Comme elle l’avait conclue pour la population générale en 2010, la Haute Autorité de Santé (HAS) considère qu’il n’existe pas de preuve de l’intérêt du dépistage du cancer de la prostate par dosage du PSA chez les hommes sans symptôme considérés comme à plus « haut risque ». En France, le cancer de la prostate se situe au 1er rang des cancers chez l’homme.

La Haute Autorité de Santé publie, à la demande de la Direction Générale de la Santé (DGS), un rapport d’orientation sur les facteurs de risque de cancer de la prostate et la pertinence du dépistage de ce cancer par dosage de l’antigène spécifique prostatique (PSA) auprès de populations d’hommes sans symptôme considérées comme « à haut risque » de survenue de ce cancer.

En France, le cancer de la prostate se situe au 1er rang des cancers chez l’homme. Le nombre de nouveaux cas estimé en 2011 est de 71 200, devant les cancers du poumon (27 500 cas) et les cancers colorectaux (21 500 cas).
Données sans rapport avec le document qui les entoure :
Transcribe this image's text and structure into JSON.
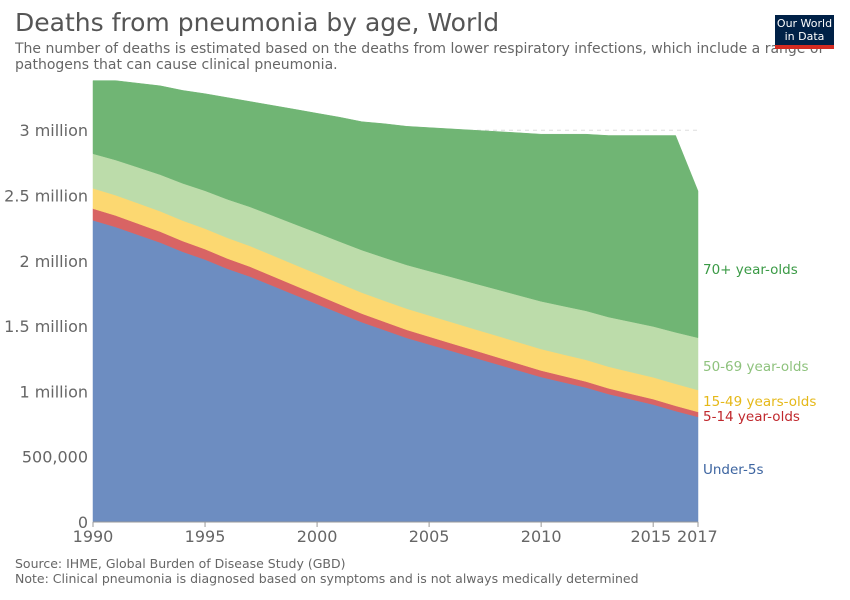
{
  "header": {
    "title": "Deaths from pneumonia by age, World",
    "subtitle_line1": "The number of deaths is estimated based on the deaths from lower respiratory infections, which include a range of",
    "subtitle_line2": "pathogens that can cause clinical pneumonia."
  },
  "logo": {
    "line1": "Our World",
    "line2": "in Data",
    "bg_color": "#002147",
    "accent_color": "#d42b21"
  },
  "footer": {
    "source": "Source: IHME, Global Burden of Disease Study (GBD)",
    "note": "Note: Clinical pneumonia is diagnosed based on symptoms and is not always medically determined"
  },
  "chart_data": {
    "type": "area",
    "stacked": true,
    "x": [
      1990,
      1991,
      1992,
      1993,
      1994,
      1995,
      1996,
      1997,
      1998,
      1999,
      2000,
      2001,
      2002,
      2003,
      2004,
      2005,
      2006,
      2007,
      2008,
      2009,
      2010,
      2011,
      2012,
      2013,
      2014,
      2015,
      2016,
      2017
    ],
    "xlim": [
      1990,
      2017
    ],
    "x_ticks": [
      1990,
      1995,
      2000,
      2005,
      2010,
      2015,
      2017
    ],
    "ylim": [
      0,
      3400000
    ],
    "y_ticks": [
      0,
      500000,
      1000000,
      1500000,
      2000000,
      2500000,
      3000000
    ],
    "y_tick_labels": [
      "0",
      "500,000",
      "1 million",
      "1.5 million",
      "2 million",
      "2.5 million",
      "3 million"
    ],
    "grid": "horizontal-dotted",
    "legend": "right-inline",
    "series": [
      {
        "name": "Under-5s",
        "color": "#6d8dc1",
        "label_color": "#3c64a0",
        "values": [
          2310000,
          2260000,
          2200000,
          2140000,
          2070000,
          2010000,
          1940000,
          1880000,
          1810000,
          1740000,
          1670000,
          1600000,
          1530000,
          1470000,
          1410000,
          1360000,
          1310000,
          1260000,
          1210000,
          1160000,
          1110000,
          1070000,
          1030000,
          980000,
          940000,
          900000,
          850000,
          805000
        ]
      },
      {
        "name": "5-14 year-olds",
        "color": "#d86464",
        "label_color": "#c0282d",
        "values": [
          90000,
          88000,
          86000,
          84000,
          82000,
          80000,
          78000,
          76000,
          74000,
          72000,
          70000,
          68000,
          66000,
          64000,
          62000,
          60000,
          58000,
          56000,
          54000,
          52000,
          50000,
          48000,
          46000,
          44000,
          42000,
          41000,
          40000,
          38000
        ]
      },
      {
        "name": "15-49 years-olds",
        "color": "#fcd871",
        "label_color": "#e5b818",
        "values": [
          155000,
          155000,
          156000,
          156000,
          157000,
          157000,
          158000,
          158000,
          159000,
          159000,
          160000,
          160000,
          161000,
          161000,
          162000,
          162000,
          163000,
          163000,
          164000,
          164000,
          165000,
          165000,
          166000,
          166000,
          167000,
          167000,
          168000,
          168000
        ]
      },
      {
        "name": "50-69 year-olds",
        "color": "#bcdcaa",
        "label_color": "#8ec27d",
        "values": [
          265000,
          270000,
          275000,
          280000,
          285000,
          290000,
          295000,
          300000,
          305000,
          310000,
          315000,
          320000,
          325000,
          330000,
          335000,
          340000,
          345000,
          350000,
          355000,
          360000,
          365000,
          370000,
          375000,
          380000,
          385000,
          390000,
          395000,
          400000
        ]
      },
      {
        "name": "70+ year-olds",
        "color": "#70b574",
        "label_color": "#3a9a45",
        "values": [
          560000,
          607000,
          643000,
          680000,
          711000,
          743000,
          779000,
          806000,
          842000,
          879000,
          915000,
          952000,
          983000,
          1025000,
          1061000,
          1098000,
          1134000,
          1171000,
          1207000,
          1244000,
          1280000,
          1317000,
          1353000,
          1390000,
          1426000,
          1462000,
          1507000,
          1124000
        ]
      }
    ]
  }
}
Ce cancer représente la 3ème cause de décès par tumeur chez l’homme en France (8 700 décès par an), derrière le cancer du poumon (21 000 décès par an) et le cancer colorectal (9 200 décès par an).
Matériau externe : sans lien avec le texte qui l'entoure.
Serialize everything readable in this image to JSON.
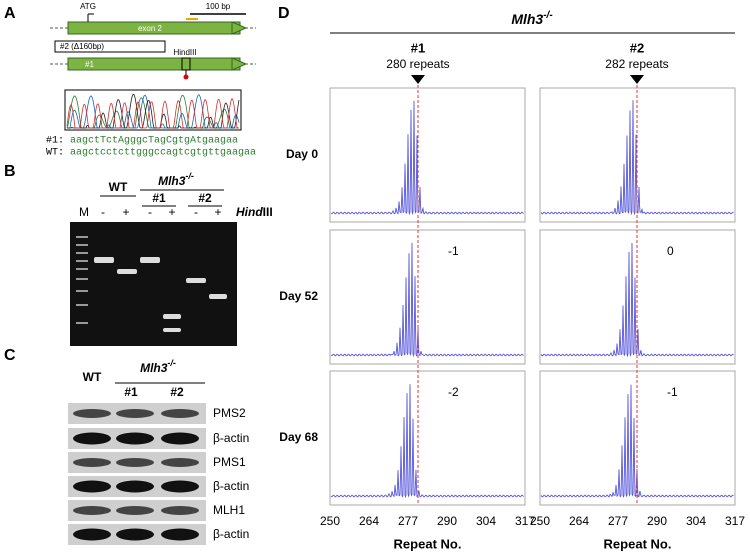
{
  "panel_a": {
    "label": "A",
    "atg": "ATG",
    "exon": "exon 2",
    "scale": "100 bp",
    "deletion_allele": "#2 (Δ160bp)",
    "site": "HindIII",
    "insertion_allele": "#1",
    "sequences": [
      {
        "name": "#1:",
        "seq": "aagctTctAgggcTagCgtgAtgaagaa"
      },
      {
        "name": "WT:",
        "seq": "aagctcctcttgggccagtcgtgttgaagaa"
      }
    ]
  },
  "panel_b": {
    "label": "B",
    "wt": "WT",
    "genotype": {
      "gene": "Mlh3",
      "sup": "-/-"
    },
    "clones": [
      "#1",
      "#2"
    ],
    "marker": "M",
    "lanes": [
      "-",
      "+",
      "-",
      "+",
      "-",
      "+"
    ],
    "enzyme": {
      "italic": "Hind",
      "rest": "III"
    }
  },
  "panel_c": {
    "label": "C",
    "wt": "WT",
    "genotype": {
      "gene": "Mlh3",
      "sup": "-/-"
    },
    "clones": [
      "#1",
      "#2"
    ],
    "blots": [
      "PMS2",
      "β-actin",
      "PMS1",
      "β-actin",
      "MLH1",
      "β-actin"
    ]
  },
  "panel_d": {
    "label": "D",
    "genotype": {
      "gene": "Mlh3",
      "sup": "-/-"
    },
    "columns": [
      {
        "clone": "#1",
        "repeats": "280 repeats",
        "shifts": [
          "-1",
          "-2"
        ]
      },
      {
        "clone": "#2",
        "repeats": "282 repeats",
        "shifts": [
          "0",
          "-1"
        ]
      }
    ],
    "rows": [
      "Day 0",
      "Day 52",
      "Day 68"
    ],
    "x_ticks": [
      "250",
      "264",
      "277",
      "290",
      "304",
      "317"
    ],
    "x_label": "Repeat No."
  }
}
Intérêt non démontré, même chez les hommes avec des facteurs de risque
Comme elle l’avait conclue pour la population générale en 2010, la Haute Autorité de Santé (HAS) considère qu’il n’existe pas de preuve de l’intérêt du dépistage du cancer de la prostate par dosage du PSA chez les hommes sans symptôme considérés comme à plus « haut risque ». Cette conclusion s’appuie sur plusieurs constats :

· La difficulté de cerner les populations considérées comme « à haut risque » de cancer de la prostate

En l’état actuel des connaissances, il existe de réelles difficultés à définir et à repérer des populations masculines à plus haut risque de développer un cancer de la prostate et à établir des niveaux de risque. Certains facteurs de risque génétiques et environnementaux de survenue de cancer de la prostate sont identifiés (et plus ou moins précisément établis dans la littérature) tels que des antécédents familiaux de ce cancer chez des parents du 1er degré (père, frère), une origine africaine, une exposition à certains agents chimiques. Mais il n’est pas possible de dire aujourd’hui comment ces différents facteurs interagissent, de considérer qu’ils se cumulent et donc de mesurer un niveau de risque de survenue de ce cancer. Par ailleurs, aucun élément dans la littérature ne permet de penser que les hommes avec des facteurs de risque développent des cancers de la prostate de forme plus grave ou d’évolution clinique plus rapide.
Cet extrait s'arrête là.